Vista Annoyances
Jan 30th, 2008 by Eats Wombats
Today Slashdot has a review of Windows Vista Annoyances published by O’Reilly Media. I happened to pick it up in Foyle’s bookshop last Saturday.
I flicked through it and I thought
You must be joking
There’s a lot not to like about Vista, but 641 pages? As a Victorian child is said to have opined about a book on the topic of penguins
This tells me more than I care to know about penguins
Which is why some Brits of my past acquaintance muttered “penguins” instead of saying, as Americans are wont to do:
Too much information!
Suffice it to say, Vista is deservedly slammed. Though the irony of 641 pages being needed is pointed up by the typical Slashdot witticism that it was a miracle that so few were needed.
A Slashdot reader points to vlite.net, which I didn’t know about. It allows you to make a custom installation without much of the bloatware. If you use Vista that little tip is probably a better investment than the book.
The Ubuntu books were, if anything, worse. Bigger and more out of date. Are these books for people without Internet connections? Or brains? Or for use as doorstops? I don’t get it. I doubt Mr.O’Reilly has space in his Annoyances franchise for an O’Reilly Annoyances tome.
I’m reading Andrew Keen’s The Cult of the Amateur at the moment (or, everything is going to hell because of the Internet). It begins with an account of the author finding himself observing instead of participating at an O’Reilly schmoozefest (on steroids). Inevitably, I recalled some of the rather droll observation of the original dot com boom by Michael Wolff. Wolff didn’t take himself or the goings on around him seriously. Keen has a point, or ten, but I’ll be disappointed if it’s just a Jeremiad.

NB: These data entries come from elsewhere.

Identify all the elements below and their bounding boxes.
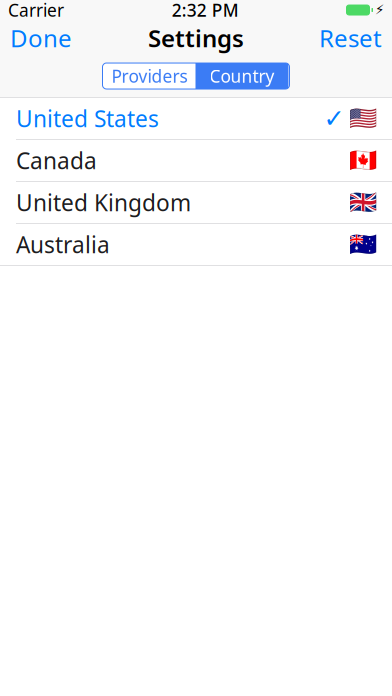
button[interactable]: Country bbox=[196, 63, 288, 89]
staticText: Australia bbox=[16, 229, 110, 260]
staticText: Carrier bbox=[8, 0, 64, 22]
button[interactable]: Providers bbox=[104, 63, 196, 89]
staticText: 🇺🇸 bbox=[349, 106, 377, 132]
staticText: Providers bbox=[112, 64, 188, 88]
staticText: Reset bbox=[319, 22, 382, 54]
staticText: 🇦🇺 bbox=[349, 232, 377, 258]
staticText: Country bbox=[210, 64, 274, 88]
staticText: Settings bbox=[148, 22, 244, 54]
staticText: Done bbox=[10, 22, 72, 54]
staticText: ⚡︎ bbox=[375, 2, 384, 18]
staticText: 2:32 PM bbox=[172, 0, 239, 22]
staticText: United States bbox=[16, 103, 159, 134]
staticText: United Kingdom bbox=[16, 187, 191, 218]
button[interactable]: Australia bbox=[0, 224, 392, 266]
staticText: ✓ bbox=[324, 104, 344, 133]
staticText: Canada bbox=[16, 145, 97, 176]
button[interactable]: Reset bbox=[309, 20, 392, 56]
button[interactable]: United Kingdom bbox=[0, 182, 392, 224]
button[interactable]: United States bbox=[0, 98, 392, 140]
staticText: 🇬🇧 bbox=[349, 190, 377, 216]
button[interactable]: Canada bbox=[0, 140, 392, 182]
button[interactable]: Done bbox=[0, 20, 82, 56]
staticText: 🇨🇦 bbox=[349, 148, 377, 174]
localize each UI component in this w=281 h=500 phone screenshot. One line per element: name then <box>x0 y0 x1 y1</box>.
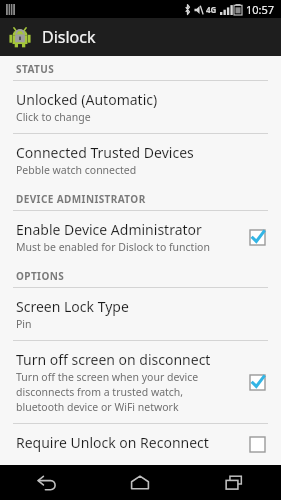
button[interactable]: Turn off screen on disconnect <box>0 341 281 423</box>
button[interactable]: Require Unlock on Reconnect <box>0 424 281 465</box>
staticText: Enable Device Administrator <box>16 220 202 239</box>
staticText: 4G <box>206 4 217 15</box>
staticText: Click to change <box>16 110 91 124</box>
button[interactable]: Recent apps <box>187 465 281 500</box>
staticText: Pebble watch connected <box>16 163 137 177</box>
button[interactable]: Dislock app icon <box>0 18 281 56</box>
staticText: bluetooth device or WiFi network <box>16 400 179 414</box>
button[interactable]: Unlocked (Automatic) <box>0 81 281 133</box>
staticText: disconnects from a trusted watch, <box>16 385 184 399</box>
button[interactable]: Unchecked <box>245 433 269 456</box>
other: Dislock app icon <box>9 26 31 48</box>
button[interactable]: Connected Trusted Devices <box>0 134 281 186</box>
button[interactable]: Screen Lock Type <box>0 288 281 340</box>
staticText: Screen Lock Type <box>16 297 129 316</box>
staticText: OPTIONS <box>16 269 65 283</box>
staticText: 10:57 <box>246 2 275 17</box>
staticText: Turn off the screen when your device <box>16 370 199 384</box>
button[interactable]: Home <box>93 465 187 500</box>
button[interactable]: Enable Device Administrator <box>0 211 281 263</box>
staticText: STATUS <box>16 62 55 76</box>
button[interactable]: Checked <box>245 370 269 394</box>
button[interactable]: Back <box>0 465 93 500</box>
button[interactable]: Checked <box>245 225 269 249</box>
staticText: Pin <box>16 317 32 331</box>
staticText: Must be enabled for Dislock to function <box>16 240 210 254</box>
staticText: Turn off screen on disconnect <box>16 350 211 369</box>
staticText: Unlocked (Automatic) <box>16 90 158 109</box>
staticText: DEVICE ADMINISTRATOR <box>16 192 146 206</box>
staticText: Connected Trusted Devices <box>16 143 194 162</box>
staticText: Require Unlock on Reconnect <box>16 433 209 452</box>
staticText: Dislock <box>42 26 96 48</box>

I’m reading it alongside Wikinomics: How Mass Collaboration Changes Everything, just to balance things out a bit. A pantomime isn’t a panto after all without both the
Oh, Yes it is!
and
Oh, No it isn’t!
mass collaborations.
Laurence Lessig’s take on Keen’s book hits the right note for me, though I didn’t come across until just now.
I also bought A Perfect Mess: The Hidden Benefits of Disorder, Fooled by Randomness: The Hidden Role of Chance in Life and in the Markets, and a few others.
I went to buy one book — which I didn’t find — and I came home with a stack. Randomness and disorder right there. Every January I mean to record my reading for the year and I never keep it up for very long. I’ve reproached myself about my lack of order often enough that the idea of it being in any way a good thing is something I have to read, even if it’s the purest snake oil. (Click here if you’ve ever wondered where that term came from; I just did).
Meanwhile, a little web research persuaded me that a tool called iRecover would be a good bet to automatically recover my Vista hard drive with the deleted partition. In a market with plenty of snake oil products for sale it was nice to find something that worked perfectly and, in this case, at no cost. If I were still an IT manager I’d buy a copy automatically.
Finally, Benjamin Black has proven a more than worthy successor to Ian Rankin on the bedside table. He may prove a little too black in the end, but not yet.